Un articolo pubblicato su Foreign Policy mostra la crescita di attenzione per la Corea del Nord nell’ultimo mese: stando ai dati di Google Search, dall’inizio di marzo, le ricerche su questo Stato si sono raddoppiate. L’autore dell’articolo, John Hudson, mostra che l’escalation mediatica si è già verificata nel 2004, quando a governare lo “Stato canaglia” più a oriente c’era Kim Jong-il, padre dell’ attuale leader, che minacciava allo stesso modo Seul per venire a patti con l’Occidente.

“La Corea è un sistema chiuso – spiega Tallarita – forse la più grande vittoria del regime è l’aver tenuto la popolazione distante dalla maggior parte di quello che accade fuori dai confini nazionali. Le parate militari, i pianti commossi della popolazione, il passaggio ereditario della dittatura cui abbiamo assistito (i 100 giorni di lutto per la morte di Kim Jong-il, ndr) ci hanno restituito l’immagine di un paese 50 anni indietro”.

Soltanto nel gennaio 2012 l’Associated Press è riuscita ad aprire il suo primo ufficio a Pyongyang, a coprire grandi eventi mediatici organizzati dal regime, come le parate del venerdì. Fino a quel momento, per raccontare uno degli ultimi regimi rossi, i giornalisti si sono dovuti infiltrare, rubando informazioni, scatti e video. “Ancora oggi molti giornalisti occidentali non si dichiarano tali per girare più liberamente”. Santiago Lyon, direttore dell’Ap fotografia, sottolineando le difficoltà nel fare informazioni sulle dittature, ha dichiarato all’Huffington Post che in Corea del Nord: “Non esiste una tradizione di giornalismo indipendente”.

Tallarita racconta: “Non mi è capitato di vedere veri e propri giornalisti. Si trattava di annunciatori in televisione, organizzatori di eventi ufficiali, ma niente di più. I giornali sono tutti uguali e i titoli di apertura più o meno recitano tutti la stessa formula: oggi Kim Jong-un ha fatto questo. Il regime ha vietato i cellulari, il mio infatti l’ho ripreso il giorno del ritorno, mentre è possibile scattare foto.”

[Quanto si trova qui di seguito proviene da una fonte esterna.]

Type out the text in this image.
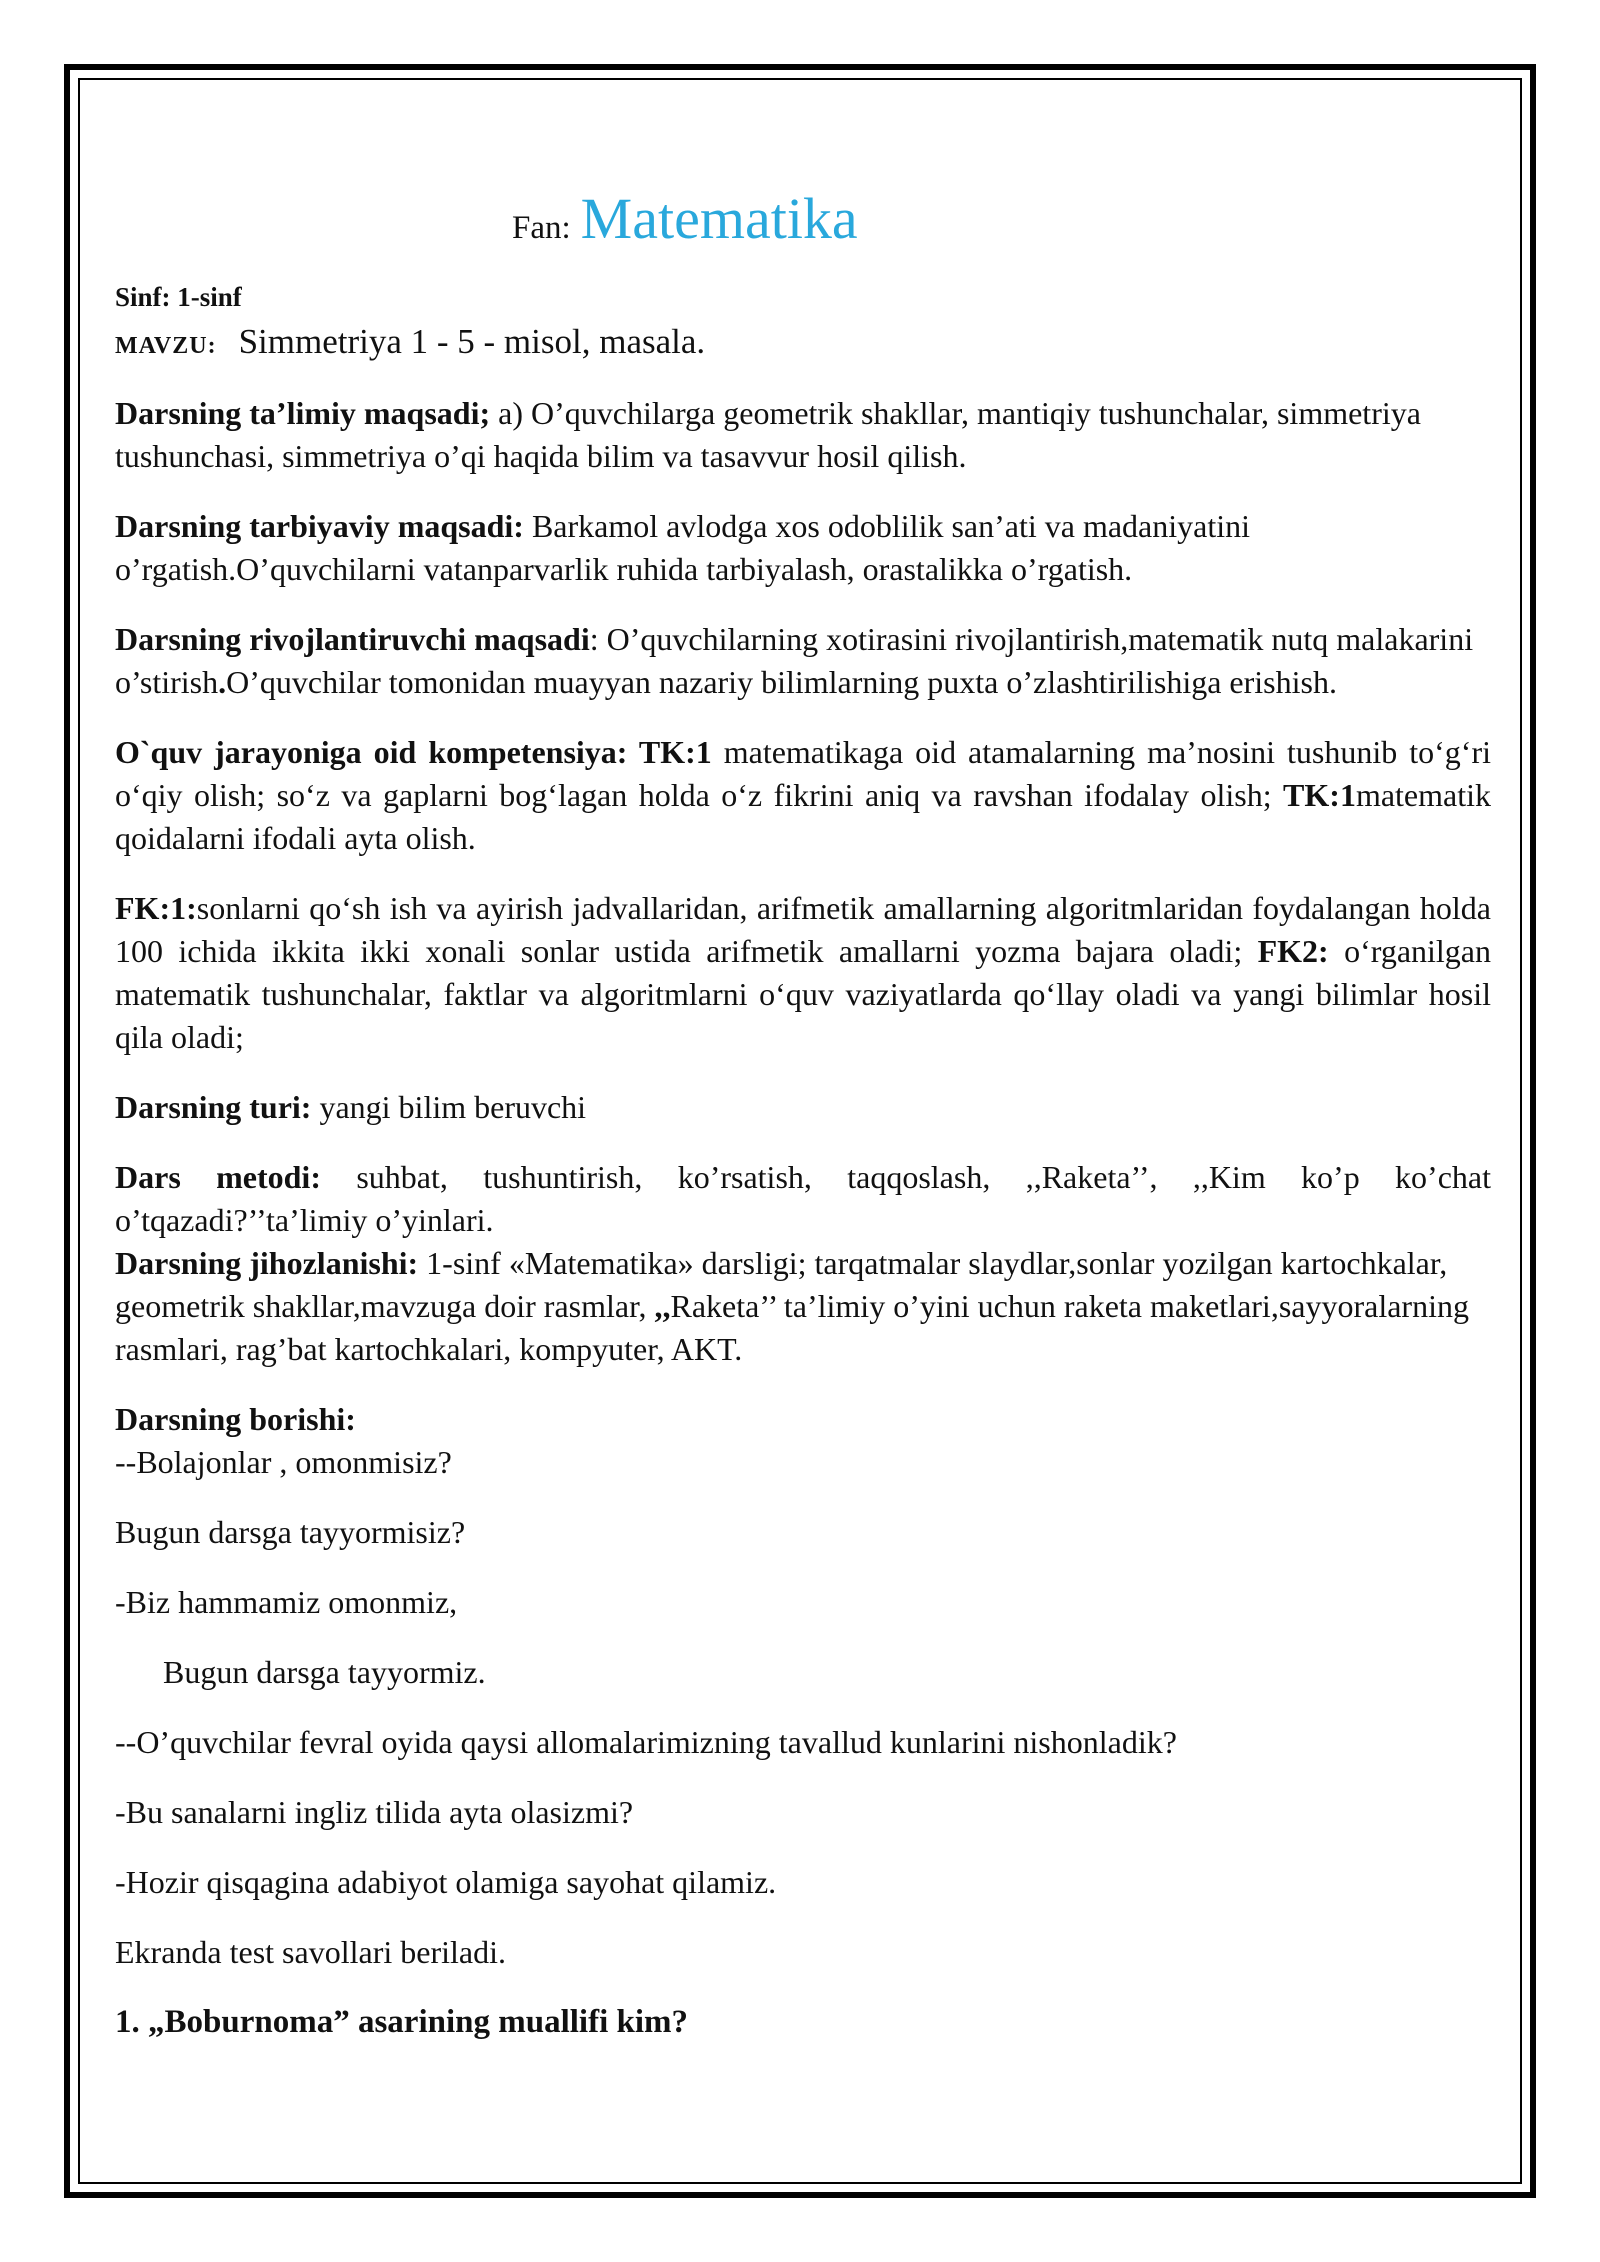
Fan: Matematika
Sinf: 1-sinf
MAVZU: Simmetriya 1 - 5 - misol, masala.

Darsning ta’limiy maqsadi; a) O’quvchilarga geometrik shakllar, mantiqiy tushunchalar, simmetriya tushunchasi, simmetriya o’qi haqida bilim va tasavvur hosil qilish.

Darsning tarbiyaviy maqsadi: Barkamol avlodga xos odoblilik san’ati va madaniyatini o’rgatish.O’quvchilarni vatanparvarlik ruhida tarbiyalash, orastalikka o’rgatish.

Darsning rivojlantiruvchi maqsadi: O’quvchilarning xotirasini rivojlantirish,matematik nutq malakarini o’stirish.O’quvchilar tomonidan muayyan nazariy bilimlarning puxta o’zlashtirilishiga erishish.

O`quv jarayoniga oid kompetensiya: TK:1 matematikaga oid atamalarning ma’nosini tushunib to‘g‘ri o‘qiy olish; so‘z va gaplarni bog‘lagan holda o‘z fikrini aniq va ravshan ifodalay olish; TK:1matematik qoidalarni ifodali ayta olish.

FK:1:sonlarni qo‘sh ish va ayirish jadvallaridan, arifmetik amallarning algoritmlaridan foydalangan holda 100 ichida ikkita ikki xonali sonlar ustida arifmetik amallarni yozma bajara oladi; FK2: o‘rganilgan matematik tushunchalar, faktlar va algoritmlarni o‘quv vaziyatlarda qo‘llay oladi va yangi bilimlar hosil qila oladi;

Darsning turi: yangi bilim beruvchi

Dars metodi: suhbat, tushuntirish, ko’rsatish, taqqoslash, ,,Raketa’’, ,,Kim ko’p ko’chat o’tqazadi?’’ta’limiy o’yinlari.

Darsning jihozlanishi: 1-sinf «Matematika» darsligi; tarqatmalar slaydlar,sonlar yozilgan kartochkalar, geometrik shakllar,mavzuga doir rasmlar, ,,Raketa’’ ta’limiy o’yini uchun raketa maketlari,sayyoralarning rasmlari, rag’bat kartochkalari, kompyuter, AKT.

Darsning borishi:

--Bolajonlar , omonmisiz?

Bugun darsga tayyormisiz?

-Biz hammamiz omonmiz,

Bugun darsga tayyormiz.

--O’quvchilar fevral oyida qaysi allomalarimizning tavallud kunlarini nishonladik?

-Bu sanalarni ingliz tilida ayta olasizmi?

-Hozir qisqagina adabiyot olamiga sayohat qilamiz.

Ekranda test savollari beriladi.

1. „Boburnoma” asarining muallifi kim?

Le guide sono il tramite obbligato tra gli stranieri ed il governo: “Gli unici coreani – continua Tallarita – con cui abbiamo potuto scambiare qualche parola, funzionari del governo autorizzati a studiare altre lingue, ad entrare in contatto con gli stranieri e mostrare loro solo ciò che il governo vuole venga mostrato”. A parte l’ostacolo linguistico, per i giornalisti, così come per i turisti, è difficile ottenere l’autorizzazione per parlare con le persone in strada: secondo Santiago Lyon, grazie all’Ap è stato introdotta la vox populi, ancora di difficilissima realizzazione.

Ludovico e la sua guida hanno passato una brutta mezz’ora perché lui si è allontanato e ha preso un’altra metro rispetto a quella della sua delegazione, scendendo alla stazione successiva. “Nel vagone mi guardavano tutti con stupore: non sono abituati a vedere stranieri. Io ero colpito da quanta gente in divisa mi circondasse: quasi un coreano su tre ha ruolo nell’esercito”. Proprio uno dei passeggeri in divisa lo ha fatto scendere dal treno e, grazie al cartellino identificativo, lo ha ricondotto dalla sua guida. “Si sono allontanati a parlare, dopo un quarto d’ora circa sono ricomparsi. ‘Puoi stare tranquillo’, mi ha detto sorridendo la guida, che credo abbia pagato il militare per chiudere un occhio. Ho veramente temuto il peggio”.